A Visual Guide to AI Agents
How AI agents work, key agentic patterns, benefits and challenges.
People are saying 2025 is the year of AI agents, and honestly, they are right!!
Today, I’ll explain what AI agents are, using simple explanations and visuals.
By the end, you should have a clear understanding of how they work.
Sometimes, I see people using just LLMs in an AI workflow and calling them AI agents or agentic, which isn’t always correct.
A workflow is a set of connected steps used to complete a specific task or goal. The simplest workflows are deterministic, meaning they follow a fixed path and cannot adapt to new information or changes. When a workflow uses LLMs or machine learning models, it's often called an AI workflow.
AI Workflows
AI workflows can be either non-agentic or agentic.
Non-Agentic Workflow: An LLM is given an instruction and produces a response. For example, in a question answering workflow, the input is a question, the LLM generates an answer, and the workflow returns that answer.
Even if you give the LLM an extra tool, the workflow is still non-agentic if it follows a fixed path and the LLM has no control over decisions or actions.
Agentic Workflow: An agentic workflow is a set of connected steps carried out by an agent or multiple agents to complete a task or goal. These workflows use key features of AI agents, such as reasoning, planning, tool use, and memory.
Now let’s take a closer look at AI agents.
AI Agents
AI agents are systems that use LLMs for reasoning and decision-making, along with tools to interact with the real world. This allows them to handle complex tasks with minimal human input. Each agent is given a specific role and a certain level of autonomy to achieve its goal. They also have memory, which helps them learn from past actions and improve over time.
Components of an AI Agent
Reasoning: AI agents work well because they can reason step by step. This ability comes from the LLM (with defined role and task) and supports two main functions: Planning and Reflecting.

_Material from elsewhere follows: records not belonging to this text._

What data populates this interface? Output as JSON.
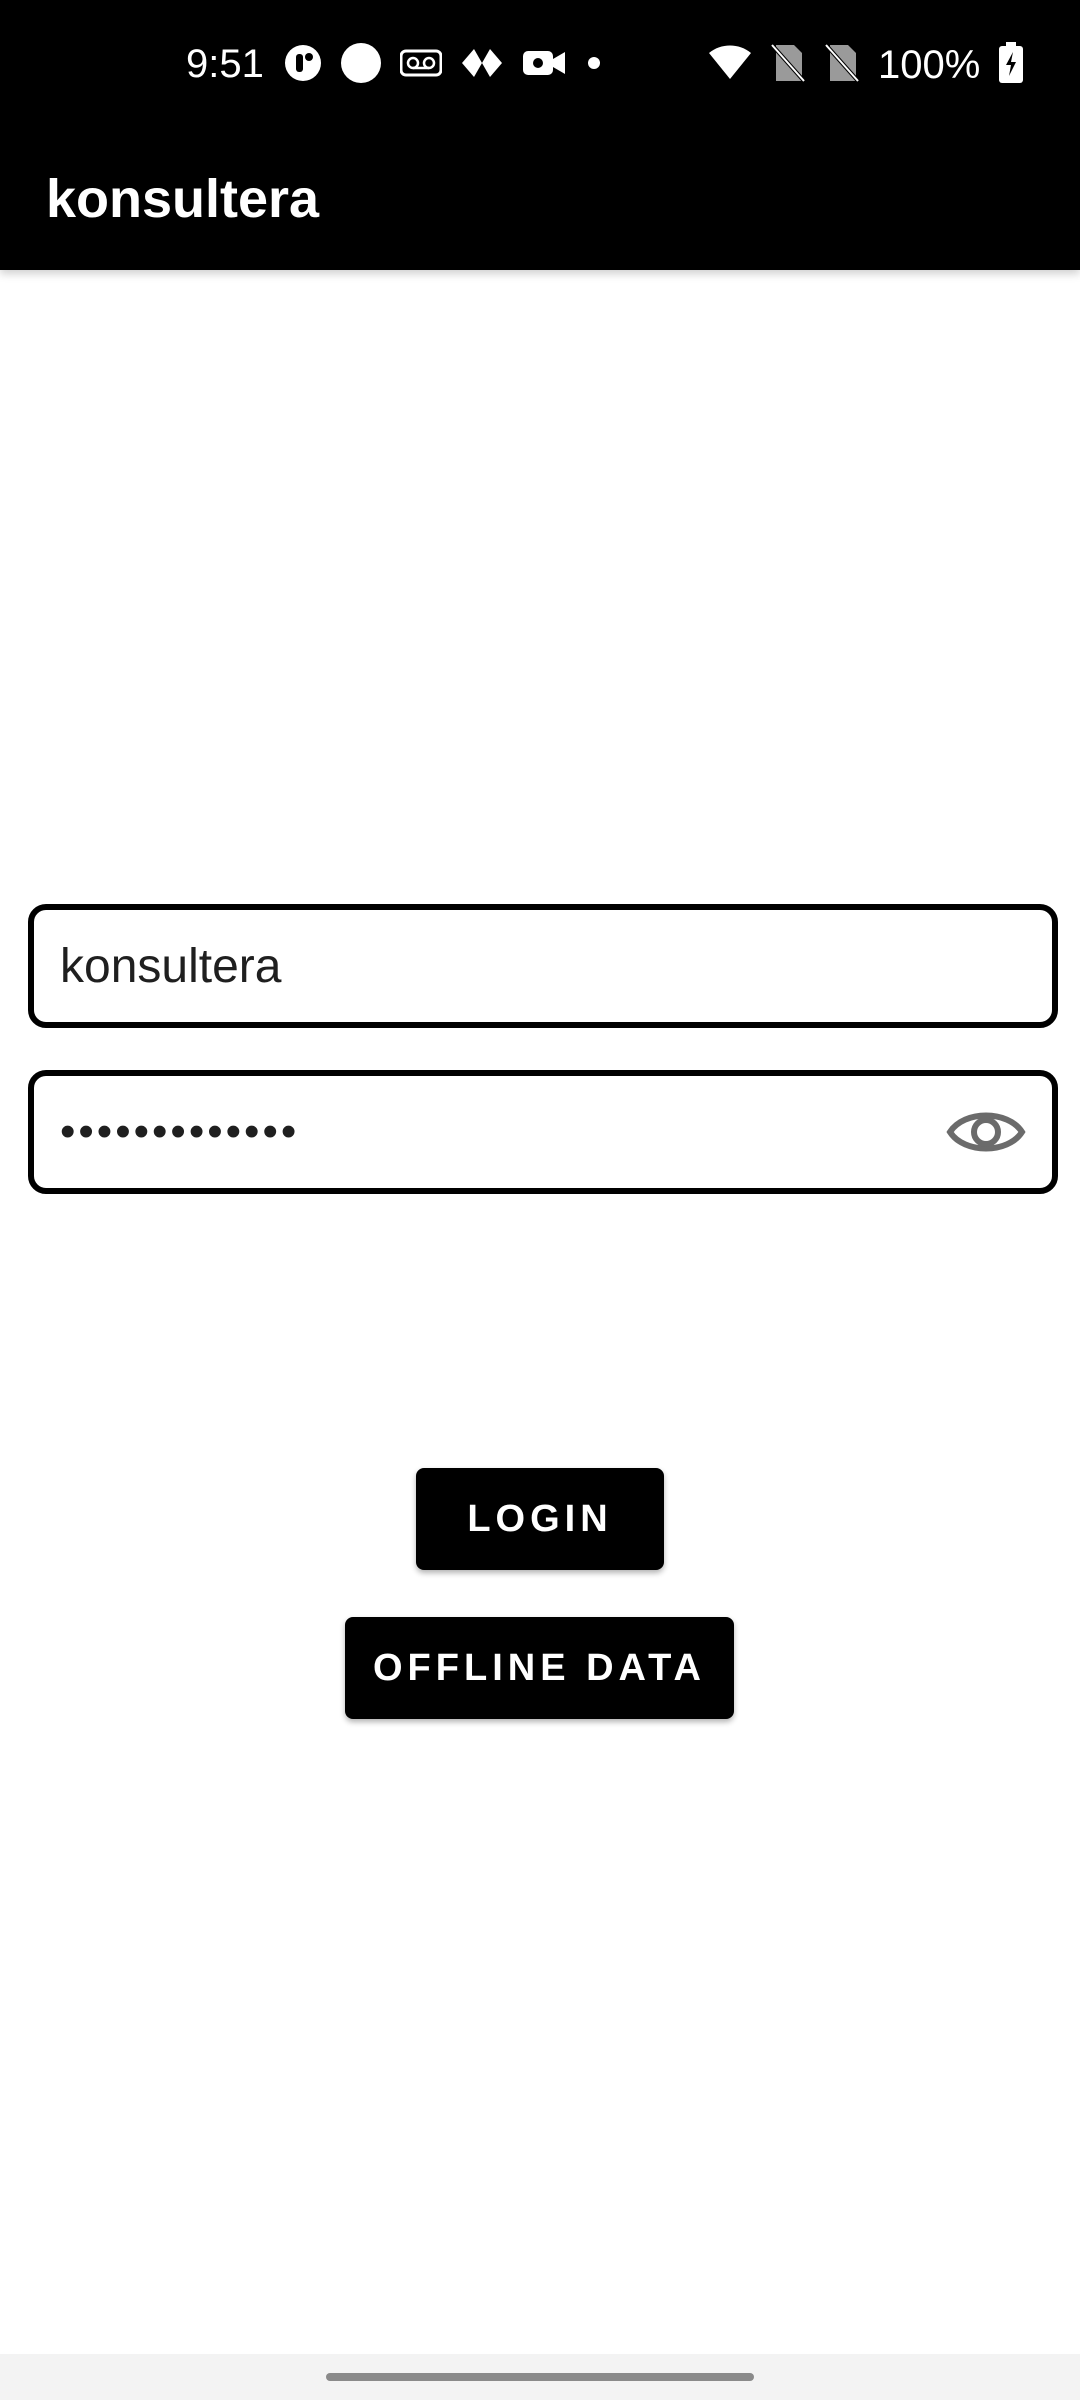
{
  "status_bar": {
    "time": "9:51",
    "battery_percent": "100%",
    "left_icons": [
      "threads-icon",
      "circle-icon",
      "voicemail-icon",
      "navigation-icon",
      "video-camera-icon",
      "dot-icon"
    ],
    "right_icons": [
      "wifi-icon",
      "no-sim-icon",
      "no-sim-icon",
      "battery-charging-icon"
    ]
  },
  "app_bar": {
    "title": "konsultera"
  },
  "login_form": {
    "username_value": "konsultera",
    "password_masked": "•••••••••••••",
    "show_password_icon": "eye-icon"
  },
  "buttons": {
    "login_label": "LOGIN",
    "offline_label": "OFFLINE DATA"
  },
  "colors": {
    "app_bar_bg": "#000000",
    "button_bg": "#000000",
    "button_text": "#ffffff",
    "page_bg": "#ffffff"
  }
}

Memory: Stores context and relevant information. Short-Term memory tracks the current interaction, while Long-Term memory holds past knowledge and experiences.
Tools (vector search, web search, APIs, etc.): Extends the agent’s abilities beyond text generation, giving it access to external data, real-time information, or APIs.
Agentic Patterns
These patterns enable agents to dynamically adapt, plan, and collaborate, ensuring that the system can handle complex, real-world tasks with precision and scalability.
1. Reflection
The reflection pattern is a self-feedback mechanism, enabling agents to iteratively evaluate and refine their outputs.
Reflection is especially useful for tasks like coding, where the agent may not succeed right away. For example, it can write code, test it, analyze any errors, and use that feedback to fix and improve the code until it works.
By critiquing its own work and learning from each step, the agent can improve without human help. These reflections can be saved in memory so the agent solves future problems faster and adapts to user needs over time.
2. Tool Use
Agents interact with external tools like vector search, APIs, or web search to expand their capabilities.
This pattern allows agents to gather information, perform computations, and manipulate data beyond their pre-trained knowledge. By dynamically integrating tools into workflows, agents can adapt to complex tasks and provide more accurate and contextually relevant outputs.
3. Planning
Planning is a key agentic pattern that enables agents to autonomously decompose complex tasks into smaller, manageable subtasks.
Planning works best when the path to the goal is unclear and flexibility is important. For example, to fix a software bug, an agent might first read the bug report, find the relevant code, list possible causes, and then choose a debugging method. If the first fix fails, it can adjust based on the new error.
This is useful for solving complex problems that require flexibility and multiple steps.
4. Multi-Agent
Multi-agent collaboration allows agents to specialize in different tasks and work in parallel. Agents share progress and results to keep the overall workflow efficient and consistent.
By breaking complex tasks into smaller parts and assigning them to different agents, this approach makes workflows more scalable and flexible. Each agent can use its own memory, tools, reflection, or planning, which supports dynamic and collaborative problem-solving.
Benefits of Agentic Workflows
Flexible and adaptable: Agentic workflows adjust to changing tasks and challenges. Unlike rule-based systems, they evolve based on task complexity and can be customized using different patterns.
Efficiency Gains: Agentic workflows can automate repetitive tasks with high accuracy.
Self-correcting and learning: Using feedback and memory, agents refine their actions over time. This leads to better performance with each use.
Better at complex tasks: By breaking complex problems into smaller steps, agents handle complex tasks more effectively.
Challenges of Agentic Workflows
Overkill for simple tasks: AI agents can create extra overhead when used for simple tasks, leading to unnecessary complexity and higher costs.
Less predictable: More autonomy means more unpredictability. Without proper guardrails, agent outputs can become unreliable or hard to control.
Ethical concerns: Not all decisions should be left to AI. Sensitive tasks need human oversight to avoid mistakes or harm.
Agentic workflows are powerful, but they come with extra complexity and computation. Use them only when needed.